Kenya ends co-operation in hosting Somali pirate trials

Somalis accused of piracy, in Mombasa court 23 September
Image caption More than 100 Somalis are awaiting trial in Kenya after being captured at sea

Kenya has ended an agreement with the European Union to host trials of suspected Somali pirates.

EU and other warships have been patrolling the sea off the East African coast in an effort to end pirate activity.

Dozens of suspected pirates have been handed over to the Kenyan authorities to face justice.

Kenya's prisons are already overcrowded and it is argued that the country can ill afford more prisoners from Somalia.

There are 35 Somali men serving prison sentences in Kenya and more than 100 others await trial after being captured at sea.

But BBC East Africa correspondent Will Ross says the decision to end the agreement to host the trials could not have come at a worse time, as pirate activity is rife.

Somali pirates have already carried out three attacks on merchant shipping in the Indian ocean within the past week.

A clause in the agreement with the European Union had allowed the deal to be cancelled with six months' notice.

That is what the Kenyan government has done, after accusing the international community of failing to fulfil its side of the bargain.
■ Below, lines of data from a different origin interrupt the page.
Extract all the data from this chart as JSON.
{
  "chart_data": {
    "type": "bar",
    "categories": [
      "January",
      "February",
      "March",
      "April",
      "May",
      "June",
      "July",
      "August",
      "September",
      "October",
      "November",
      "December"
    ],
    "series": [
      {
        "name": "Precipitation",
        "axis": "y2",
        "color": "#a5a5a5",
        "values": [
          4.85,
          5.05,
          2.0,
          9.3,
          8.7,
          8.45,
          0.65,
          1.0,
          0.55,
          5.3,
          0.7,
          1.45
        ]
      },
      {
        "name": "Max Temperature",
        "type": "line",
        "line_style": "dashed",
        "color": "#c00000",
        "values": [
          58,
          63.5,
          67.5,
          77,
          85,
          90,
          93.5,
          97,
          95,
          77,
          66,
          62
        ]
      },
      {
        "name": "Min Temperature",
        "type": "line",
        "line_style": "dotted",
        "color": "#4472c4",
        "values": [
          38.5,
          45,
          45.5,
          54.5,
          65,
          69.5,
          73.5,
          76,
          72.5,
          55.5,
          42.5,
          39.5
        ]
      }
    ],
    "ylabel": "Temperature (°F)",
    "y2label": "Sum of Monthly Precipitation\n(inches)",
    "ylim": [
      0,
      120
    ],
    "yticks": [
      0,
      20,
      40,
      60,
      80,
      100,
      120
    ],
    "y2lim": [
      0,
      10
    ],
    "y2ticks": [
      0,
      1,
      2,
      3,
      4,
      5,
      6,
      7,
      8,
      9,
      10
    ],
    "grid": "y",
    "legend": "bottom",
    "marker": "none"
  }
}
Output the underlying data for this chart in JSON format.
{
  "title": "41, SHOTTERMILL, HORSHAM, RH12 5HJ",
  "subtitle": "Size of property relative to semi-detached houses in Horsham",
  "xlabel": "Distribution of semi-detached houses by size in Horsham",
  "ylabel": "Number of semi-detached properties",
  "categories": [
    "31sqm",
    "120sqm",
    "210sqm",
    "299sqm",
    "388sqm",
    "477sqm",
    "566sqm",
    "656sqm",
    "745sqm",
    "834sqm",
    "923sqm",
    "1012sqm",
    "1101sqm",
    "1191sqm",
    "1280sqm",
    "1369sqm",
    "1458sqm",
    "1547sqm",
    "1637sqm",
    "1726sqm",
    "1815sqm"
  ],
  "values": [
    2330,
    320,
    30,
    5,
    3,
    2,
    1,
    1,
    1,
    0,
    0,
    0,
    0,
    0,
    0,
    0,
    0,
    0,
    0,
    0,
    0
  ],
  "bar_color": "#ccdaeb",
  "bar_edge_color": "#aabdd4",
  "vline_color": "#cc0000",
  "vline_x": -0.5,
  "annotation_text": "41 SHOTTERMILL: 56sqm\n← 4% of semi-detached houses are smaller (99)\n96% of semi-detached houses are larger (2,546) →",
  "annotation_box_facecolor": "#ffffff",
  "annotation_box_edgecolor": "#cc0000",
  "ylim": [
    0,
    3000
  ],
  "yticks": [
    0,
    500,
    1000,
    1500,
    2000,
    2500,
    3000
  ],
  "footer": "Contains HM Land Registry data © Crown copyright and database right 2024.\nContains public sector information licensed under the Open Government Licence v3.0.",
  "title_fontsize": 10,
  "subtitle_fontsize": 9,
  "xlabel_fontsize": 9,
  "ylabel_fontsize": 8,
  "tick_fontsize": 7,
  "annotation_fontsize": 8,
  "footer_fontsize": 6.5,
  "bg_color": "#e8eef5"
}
Adan Keynan, chairman of the Parliamentary Committee on Defence and Foreign Relations, was among those welcoming the move.

"Arresting, prosecuting and incarcerating pirates here exposes Kenya to these very serious security challenges," Mr Keynan told the local Daily Nation newspaper. "It's not in the interest of Kenyans to try Somali pirates here."

The EU points out it has spent money on Kenya's judicial system, via the United Nation's Office on Drugs and Crime (UNODC).

The UNODC says it has spent almost $3m (£1.89m) so far, some of which was used to build a special court to host piracy trials.

The EU's representative in Kenya, Ambassador Eric van der Linden, released a statement in which he pointed out that the crime also damages Kenyan economic interests.

Image caption International warships have stepped up their patrols against piracy

"Without international protection of the international maritime transport routes ports like Mombasa or Dar es Salaam would be even further affected by piracy."

But Mr van der Linden said he hoped for continued co-operation and offered to engage in "consultations to overcome Kenya's difficulties".

Piracy is clearly a threat to Kenya, which does not have the capacity to patrol the seas and all nations, including Kenya, must be keen to ensure there is no impunity for pirates, our correspondent says.

But the current uncertainty surrounding the trials does little to suggest the international community is building a united and determined front to tackle the piracy scourge, he says.

Apart from Kenya, the Seychelles is the only other country to have agreed to host such trials.